On n’a jamais autant parlé de foncier agricole au Parlement. Deux propositions de loi ont été déposées, en décembre 2016, pour lutter contre l’accaparement des terres agricoles et étendre le droit de préemption des Safer. L’une sera examinée le 18 janvier à l’Assemblée nationale, l’autre, aux alentours du 8 février au Sénat.

Et si les deux rapporteurs affirment l’urgence de leurs textes respectifs, en matière de protection du foncier agricole, les deux reconnaissent déjà qu’il faudra aller plus loin. Dans leur viseur : la redéfinition du statut agricole.

Haro sur « les agriculteurs contemplatifs »

Le député socialiste Dominique Potier veut précisément écarter « ceux qui gèrent leur exploitation par téléphone et qui bénéficient des aides Pac, sans jamais mettre les pieds sur leurs terres, à l’exception de quelques jours de congé. Ceux que Daniel Prieur (NDLR, secrétaire général adjoint de la FNSEA) baptisent les agriculteurs contemplatifs », a-t-il décrit le 11 janvier 2017, lors de l’examen de sa proposition de loi par la commission des affaires économiques à l’Assemblée nationale.

« La question du statut de l’agriculteur est un chantier qui a été ouvert par la loi d’avenir, mais qui est loin d’être réglée, a-t-il poursuivi. C’est un sujet complexe qui demande un examen en profondeur. Ce sera l’un des enjeux de la prochaine législature. »

Une nouvelle définition de l’actif agricole en 2017

Désigné rapporteur de sa proposition de loi le 11 janvier 2017, le sénateur des Républicains Daniel Gremillet a, de son côté, réaffirmé « l’urgence de légiférer dès maintenant pour lutter contre l’accaparement des terres agricoles. Mais ce texte ne répond pas à tout. Et je travaille déjà sur une proposition de loi foncière plus profonde qui mettra au centre du débat le statut de l’agriculteur. C’est stratégique. Ce qu’on fait là, répond à l’urgence du moment, mais il sera impératif d’aller beaucoup plus loin avec une nouvelle définition de l’actif agricole dès 2017. »

Examen des propositions de loi avant le 27 février

En attendant, les propositions de loi des deux parlementaires vont bien être débattues dans les hémicycles, et devraient toutes deux aboutir, affirment leurs rapporteurs, d’ici à la fin de la législature fixée au 27 février.

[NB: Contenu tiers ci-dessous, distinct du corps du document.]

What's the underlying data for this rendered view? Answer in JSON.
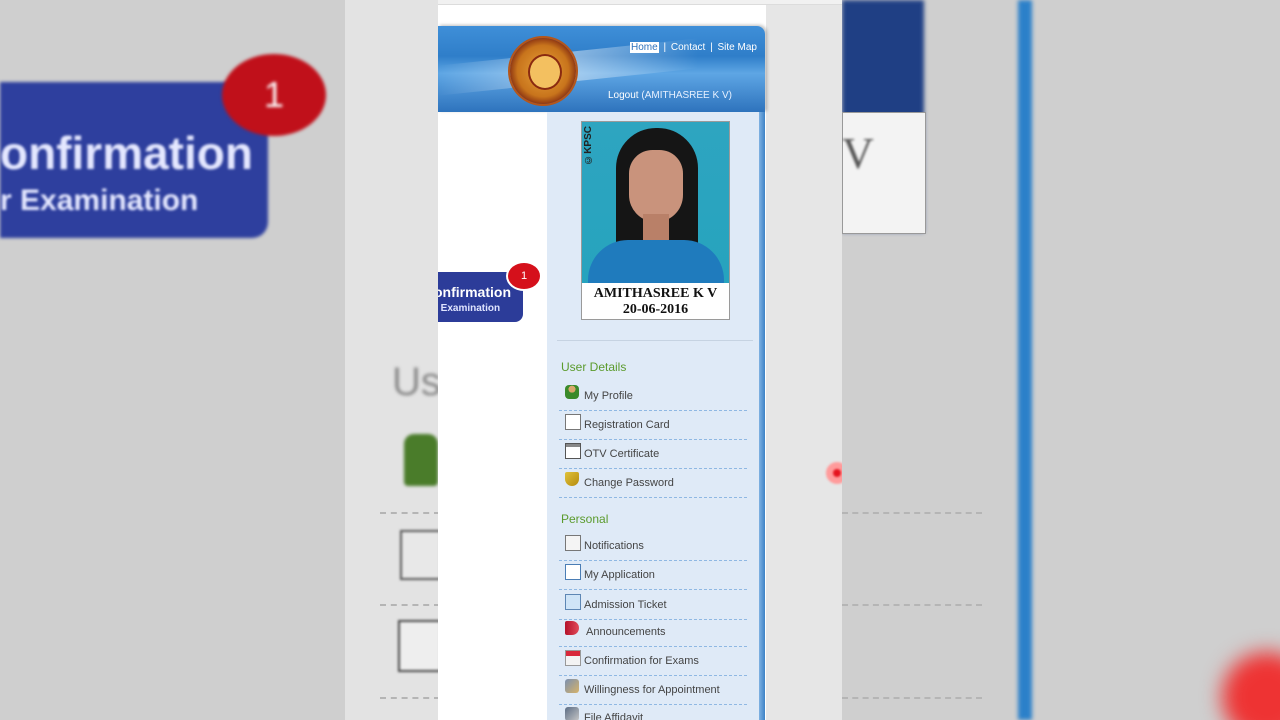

Les deux traitent dans des termes différents du même sujet : elles ont été écrites à la suite de la censure, le 8 décembre 2016, des amendements Safer par le Conseil constitutionnel. Et le député Dominique Potier augure déjà d’un « traitement rapide » : « Ce sont des sujets qui nous rassemblent, nous avons déjà débattu dessus. »

Exploitant agricole dans la Meurthe-et-Moselle, il a d’ailleurs rappelé, devant la commission des affaires économiques, l’accord déjà obtenu auprès des partis politiques, autour de la question foncière. « Nous avons réuni à deux reprises l’ensemble des forces agricoles : les Safer, les chambres d’agriculture, la Coordination rurale, la Confédération paysanne, les JA et la FNSEA. Et nous avons obtenu un quasi-consensus autour du texte, mis à part la réserve de la Coordination rurale ». Et de souligner également le consensus obtenu « entre la droite et la gauche et le Sénat et l’Assemblée nationale ».

« Mobiliser les réserves des Français, des banques et des assurances »

Les débats s’apprêtent néanmoins à être plus houleux qu’annoncés, a déjà prévenu le député des Républicains Antoine Herth. « Nous sommes d’accord avec le postulat de départ qui est d’éviter l’accaparement des terres agricoles et d’étendre le rôle des Safer, a-t-il répondu le 11 janvier 2017 en commission à l’assemblée. Mais nous estimons qu’il n’y a pas eu suffisamment de débats avec les propriétaires agricoles, seuls les exploitants ont été considérés. Il vous manque déjà une moitié du quorum. Vos dispositions sont fragiles et vous péchez par optimisme. »

« Qui, demain, par ailleurs, acceptera de financer des terres agricoles, a-t-il poursuivi. Parce que les exploitants en auront besoin de cet argent pour financer leurs exploitations. Il faut imaginer une manière de mobiliser les réserves des Français, des banques, des assurances françaises, afin de soulager les exploitants de cette charge qui est de porter le foncier ».

Poursuite du débat le 18 janvier, à partir de 20h30.